Album Review: The Flaming Lips and Stardeath and White Dwarfs – The Dark Side of the Moon

[Warner Bros; 2009]

The Dark Side of the Moon is an album that, despite its indisputable status as an art-rock classic, I have increasingly avoided over the years. Were my iPod library a physical collection of discs and records, Dark Side would be among those having accumulated the most undeserved neglect. Perhaps I have snubbed Pink Floyd’s masterpiece because of its popularity. Saying that Dark Side is your favorite album of all time is akin to saying that Robert Frost is your favorite poet or that Dane Cook is your favorite comedian. But, truth be told, The Dark Side of the Moon is an incredible album. I rediscovered that recently when I gave it a spin to brush off the metaphorical dust. It may not be quite worthy of the hyperbolic love it has received, but it is doubtlessly a timeless piece of work.

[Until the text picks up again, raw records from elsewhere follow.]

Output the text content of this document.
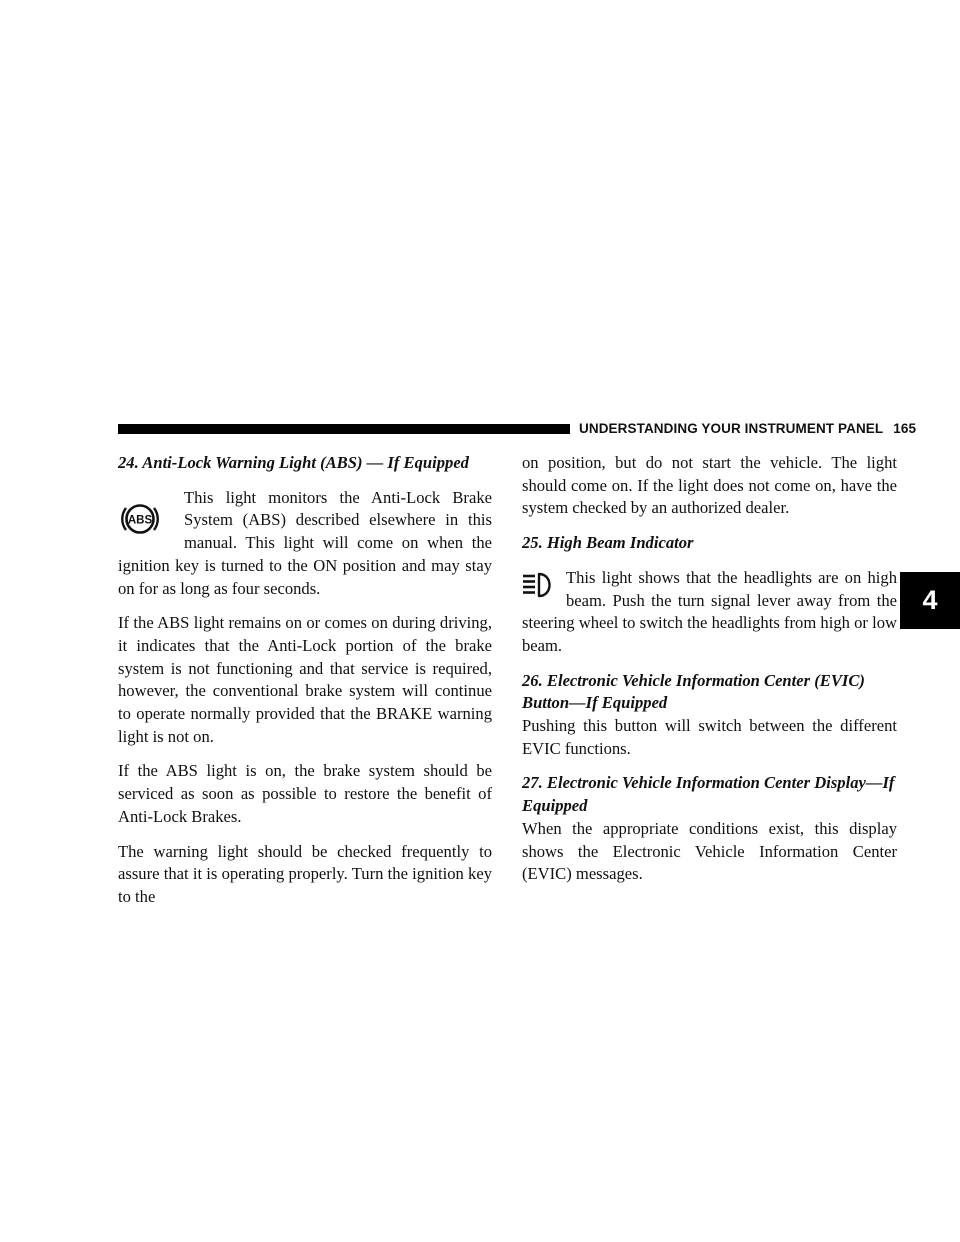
UNDERSTANDING YOUR INSTRUMENT PANEL 165
4

24. Anti-Lock Warning Light (ABS) — If Equipped

ABS
This light monitors the Anti-Lock Brake System (ABS) described elsewhere in this manual. This light will come on when the ignition key is turned to the ON position and may stay on for as long as four seconds.

If the ABS light remains on or comes on during driving, it indicates that the Anti-Lock portion of the brake system is not functioning and that service is required, however, the conventional brake system will continue to operate normally provided that the BRAKE warning light is not on.

If the ABS light is on, the brake system should be serviced as soon as possible to restore the benefit of Anti-Lock Brakes.

The warning light should be checked frequently to assure that it is operating properly. Turn the ignition key to the

on position, but do not start the vehicle. The light should come on. If the light does not come on, have the system checked by an authorized dealer.

25. High Beam Indicator

This light shows that the headlights are on high beam. Push the turn signal lever away from the steering wheel to switch the headlights from high or low beam.

26. Electronic Vehicle Information Center (EVIC)

Button—If Equipped

Pushing this button will switch between the different EVIC functions.

27. Electronic Vehicle Information Center Display—If

Equipped

When the appropriate conditions exist, this display shows the Electronic Vehicle Information Center (EVIC) messages.
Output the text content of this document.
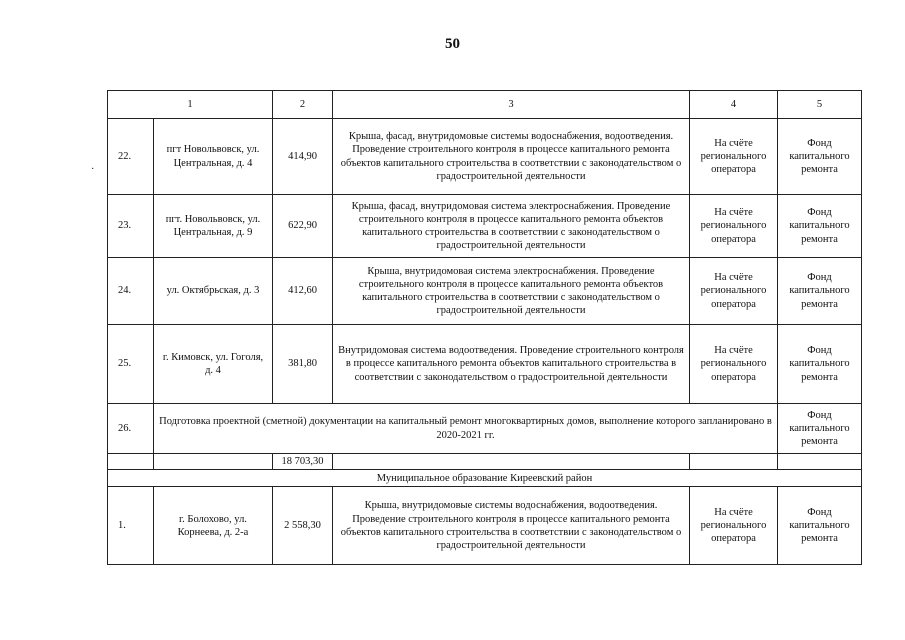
50
·
1		2	3	4	5
22.	пгт Новольвовск, ул. Центральная, д. 4	414,90	Крыша, фасад, внутридомовые системы водоснабжения, водоотведения. Проведение строительного контроля в процессе капитального ремонта объектов капитального строительства в соответствии с законодательством о градостроительной деятельности	На счёте регионального оператора	Фонд капитального ремонта
23.	пгт. Новольвовск, ул. Центральная, д. 9	622,90	Крыша, фасад, внутридомовая система электроснабжения. Проведение строительного контроля в процессе капитального ремонта объектов капитального строительства в соответствии с законодательством о градостроительной деятельности	На счёте регионального оператора	Фонд капитального ремонта
24.	ул. Октябрьская, д. 3	412,60	Крыша, внутридомовая система электроснабжения. Проведение строительного контроля в процессе капитального ремонта объектов капитального строительства в соответствии с законодательством о градостроительной деятельности	На счёте регионального оператора	Фонд капитального ремонта
25.	г. Кимовск, ул. Гоголя, д. 4	381,80	Внутридомовая система водоотведения. Проведение строительного контроля в процессе капитального ремонта объектов капитального строительства в соответствии с законодательством о градостроительной деятельности	На счёте регионального оператора	Фонд капитального ремонта
26.	Подготовка проектной (сметной) документации на капитальный ремонт многоквартирных домов, выполнение которого запланировано в 2020-2021 гг.				Фонд капитального ремонта
		18 703,30			
Муниципальное образование Киреевский район					
1.	г. Болохово, ул. Корнеева, д. 2-а	2 558,30	Крыша, внутридомовые системы водоснабжения, водоотведения. Проведение строительного контроля в процессе капитального ремонта объектов капитального строительства в соответствии с законодательством о градостроительной деятельности	На счёте регионального оператора	Фонд капитального ремонта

Flash forward to the year 2009, 36 years after Pink Floyd released The Dark Side of the Moon. Oklahoma’s defacto state band, The Flaming Lips, have just released their twelfth studio album, Embryonic, to critical acclaim after the mediocre At War With the Mystics. The album effectively revitalizes the band’s relevance in the musical realm. Doubters of the band’s creativity are silenced. So what do ringleader Wayne Coyne and his fearless freaks decide to do next with this magnificent momentum that they’ve acquired? Why, to re-record Dark Side, of course! Sounds like an interesting concept, doesn’t it? Well, it does…but The Flaming Lips don’t pull it off. At all. Instead, they create an absolute train wreck of a cover album. If the original Pink Floyd version is a meticulously formulated dreamscape, the Lips version is a sloppy nightmare. It does no justice to the original. It is a gimmick. It is a farce.

Opening track “Speak to Me/Breathe” takes the spoken line, “I’ve been mad for fucking years,” and butchers it. The delivery is half-assed and unbelievable, as if the speaker isn’t even trying. All of a sudden, The Dark Side of the Moon has become a high school production of a Shakespeare play. What I mean is that The Flaming Lips – and their partners in crime, Stardeath and White Dwarfs – have misinterpreted a classic. I realize that accuracy was not part of this album’s plan, but there is a fine line between reworking an album and destroying its integrity through reinterpretation. “Money,” a fan favorite from the 1973 original, here is presented as a satire. Not only is the new version unfaithful to the original, but also the musicianship itself is awful. The rest of the album is not much better. Nostalgic Pink Floyd enthusiasts will be disappointed to hear this, but this is the truth: there is nothing redeeming about The Flaming Lips’ cover of The Dark Side of the Moon.

This album’s failure may largely be due to the Lips’ recent experimentation with the raw and the abrasive, as demonstrated in Embryonic. Simply put, The Flaming Lips’ new style just doesn’t fit with Pink Floyd’s dreamy prog-rock. Maybe if this project had been pursued during the time of The Soft Bulletin the outcome would have been better.